AI code generators like OpenAI's Codecs make creating a dynamic website as easy as a slide deck. This transforms the basic work artifact from a passive, version-controlled file into an interactive, updatable, and measurable web experience, fundamentally changing how knowledge is packaged and shared.
Most auto-documentation tools fail because they become outdated after the first code change. Code Wiki's key innovation is its ability to regenerate explanations and diagrams with each commit. This "living documentation" approach ensures the map of the codebase always reflects the current territory, breaking the cycle of stale docs.
Sending a PDF or deck provides zero data on its consumption. A website, however, can track engagement—what was read, clicked, shared, or revisited. This feedback transforms a static communication into an improvable one, allowing creators to understand what resonates and refine their message accordingly.
Traditional documents force a single consumption path on all readers. Websites enable dynamic navigation, letting different audiences self-segment and access relevant information. An executive can read the summary while an analyst jumps directly to the data, all within the same artifact, respecting everyone's time and context.
Static playbooks quickly become outdated. Create a dynamic 'living playbook' by having an AI agent continuously synthesize information from recent projects. It can analyze Google Docs, Slack conversations, and call notes to distill the most current best practices, ensuring your team always uses the latest version.
Manage collective team context—docs, queries, research—in a version-controlled repository. Everyone, including non-technical members like ops and strategy, contributes via pull requests, creating a single, evolving source of truth for AI agents and humans.
As AI agents become prevalent, they will need to consume internal knowledge. Messy PDFs and spreadsheets are brittle and difficult for agents to parse. Websites, built on structured languages like HTML, are inherently designed for agent consumption, future-proofing a company's knowledge artifacts for automated workflows.
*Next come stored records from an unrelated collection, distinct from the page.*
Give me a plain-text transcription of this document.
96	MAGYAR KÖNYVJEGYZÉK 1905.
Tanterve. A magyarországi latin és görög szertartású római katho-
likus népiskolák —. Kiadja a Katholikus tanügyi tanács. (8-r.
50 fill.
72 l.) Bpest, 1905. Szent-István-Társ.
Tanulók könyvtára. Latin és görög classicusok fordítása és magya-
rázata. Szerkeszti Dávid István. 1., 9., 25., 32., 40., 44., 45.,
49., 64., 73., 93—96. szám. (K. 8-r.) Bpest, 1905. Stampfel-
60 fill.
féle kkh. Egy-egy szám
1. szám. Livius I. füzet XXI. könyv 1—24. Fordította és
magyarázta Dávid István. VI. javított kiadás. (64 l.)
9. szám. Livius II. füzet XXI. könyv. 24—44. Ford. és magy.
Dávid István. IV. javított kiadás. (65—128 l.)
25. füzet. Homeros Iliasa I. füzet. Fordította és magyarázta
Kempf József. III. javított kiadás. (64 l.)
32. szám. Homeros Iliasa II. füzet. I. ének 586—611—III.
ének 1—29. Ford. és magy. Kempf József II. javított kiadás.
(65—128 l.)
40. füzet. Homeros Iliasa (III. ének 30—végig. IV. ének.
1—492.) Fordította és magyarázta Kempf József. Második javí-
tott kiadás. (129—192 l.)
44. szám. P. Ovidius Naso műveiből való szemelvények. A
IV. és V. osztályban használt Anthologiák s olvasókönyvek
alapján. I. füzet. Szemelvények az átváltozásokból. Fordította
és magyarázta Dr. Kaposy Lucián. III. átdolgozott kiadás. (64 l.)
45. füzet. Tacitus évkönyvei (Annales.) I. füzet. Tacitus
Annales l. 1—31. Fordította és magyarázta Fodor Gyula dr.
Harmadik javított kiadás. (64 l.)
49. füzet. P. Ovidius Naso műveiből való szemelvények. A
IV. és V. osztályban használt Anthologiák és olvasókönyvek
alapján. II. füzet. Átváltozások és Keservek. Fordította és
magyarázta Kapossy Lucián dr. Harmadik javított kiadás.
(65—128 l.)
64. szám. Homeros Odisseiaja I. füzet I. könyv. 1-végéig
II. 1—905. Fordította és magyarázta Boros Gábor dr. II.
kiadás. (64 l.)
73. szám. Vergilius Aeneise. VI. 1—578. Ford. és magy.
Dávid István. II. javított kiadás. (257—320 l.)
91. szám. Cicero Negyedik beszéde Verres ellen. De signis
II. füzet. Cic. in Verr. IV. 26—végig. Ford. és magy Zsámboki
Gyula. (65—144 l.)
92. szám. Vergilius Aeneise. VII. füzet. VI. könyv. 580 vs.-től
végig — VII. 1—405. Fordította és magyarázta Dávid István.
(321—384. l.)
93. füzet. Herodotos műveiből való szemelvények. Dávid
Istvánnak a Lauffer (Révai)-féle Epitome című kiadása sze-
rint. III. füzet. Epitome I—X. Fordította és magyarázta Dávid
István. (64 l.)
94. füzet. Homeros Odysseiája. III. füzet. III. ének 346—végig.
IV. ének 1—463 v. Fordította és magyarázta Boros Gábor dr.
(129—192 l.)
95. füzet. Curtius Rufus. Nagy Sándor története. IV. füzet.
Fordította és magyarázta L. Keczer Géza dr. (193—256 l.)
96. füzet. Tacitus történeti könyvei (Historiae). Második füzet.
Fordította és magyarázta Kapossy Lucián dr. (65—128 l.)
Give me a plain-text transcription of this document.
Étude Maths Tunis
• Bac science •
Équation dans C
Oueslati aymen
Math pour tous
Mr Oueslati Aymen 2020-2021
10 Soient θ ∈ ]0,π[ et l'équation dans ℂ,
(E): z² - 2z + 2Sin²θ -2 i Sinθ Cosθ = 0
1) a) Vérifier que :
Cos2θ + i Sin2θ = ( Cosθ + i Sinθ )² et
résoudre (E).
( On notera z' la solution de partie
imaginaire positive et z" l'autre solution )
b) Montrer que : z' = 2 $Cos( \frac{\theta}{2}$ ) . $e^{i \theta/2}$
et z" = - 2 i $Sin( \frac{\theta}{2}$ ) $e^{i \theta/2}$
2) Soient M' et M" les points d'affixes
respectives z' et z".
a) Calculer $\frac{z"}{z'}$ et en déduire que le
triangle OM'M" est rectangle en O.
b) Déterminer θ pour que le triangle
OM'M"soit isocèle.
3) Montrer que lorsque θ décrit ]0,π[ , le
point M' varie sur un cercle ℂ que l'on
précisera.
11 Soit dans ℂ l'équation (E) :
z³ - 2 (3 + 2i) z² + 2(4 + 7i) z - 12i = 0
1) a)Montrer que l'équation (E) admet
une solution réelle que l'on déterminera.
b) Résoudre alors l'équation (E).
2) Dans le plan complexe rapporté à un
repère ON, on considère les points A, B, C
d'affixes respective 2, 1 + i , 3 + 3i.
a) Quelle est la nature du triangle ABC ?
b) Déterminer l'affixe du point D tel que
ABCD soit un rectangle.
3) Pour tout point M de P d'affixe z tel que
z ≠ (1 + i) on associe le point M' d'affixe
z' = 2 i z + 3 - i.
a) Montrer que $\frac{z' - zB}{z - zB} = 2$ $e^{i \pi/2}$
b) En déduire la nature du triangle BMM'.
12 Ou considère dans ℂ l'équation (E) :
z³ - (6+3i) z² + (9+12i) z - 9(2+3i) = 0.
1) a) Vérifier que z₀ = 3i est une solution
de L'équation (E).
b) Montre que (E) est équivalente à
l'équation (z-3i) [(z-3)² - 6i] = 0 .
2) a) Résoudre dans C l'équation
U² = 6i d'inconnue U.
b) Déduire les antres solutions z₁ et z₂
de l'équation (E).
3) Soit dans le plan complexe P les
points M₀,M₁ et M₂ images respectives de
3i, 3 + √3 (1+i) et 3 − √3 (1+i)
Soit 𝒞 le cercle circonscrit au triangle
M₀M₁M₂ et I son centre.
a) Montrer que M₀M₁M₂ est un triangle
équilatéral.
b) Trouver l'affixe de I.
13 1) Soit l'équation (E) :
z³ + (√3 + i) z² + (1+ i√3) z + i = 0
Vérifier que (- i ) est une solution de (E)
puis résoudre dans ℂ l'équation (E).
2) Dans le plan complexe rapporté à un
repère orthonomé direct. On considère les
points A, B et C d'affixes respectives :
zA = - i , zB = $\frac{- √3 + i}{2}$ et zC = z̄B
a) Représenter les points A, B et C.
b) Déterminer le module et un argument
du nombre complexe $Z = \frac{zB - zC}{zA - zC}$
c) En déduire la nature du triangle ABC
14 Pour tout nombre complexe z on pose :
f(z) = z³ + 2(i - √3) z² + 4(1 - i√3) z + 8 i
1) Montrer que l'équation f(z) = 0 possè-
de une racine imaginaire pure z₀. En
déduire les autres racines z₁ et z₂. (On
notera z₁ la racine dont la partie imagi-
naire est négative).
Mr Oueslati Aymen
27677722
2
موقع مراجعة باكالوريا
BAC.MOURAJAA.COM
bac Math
Traditional file formats like PowerPoint and Word documents are difficult for LLMs to parse. The future of work involves creating artifacts, like SOPs or presentations, in formats such as HTML that are easily understood by both humans and AI, improving workflow automation and knowledge transfer.
To combat the rapid obsolescence of AI tactics, authors should create a companion website with copy-and-paste prompts and regular updates. This keeps the content actionable and valuable long after publication.
AI's preference for recency extends beyond the content to the webpage itself. Pages that haven't been updated in over a year are more than twice as unlikely to be cited by AI models. This means marketers must continuously update the pages, not just the content on them, to maintain visibility in AI search.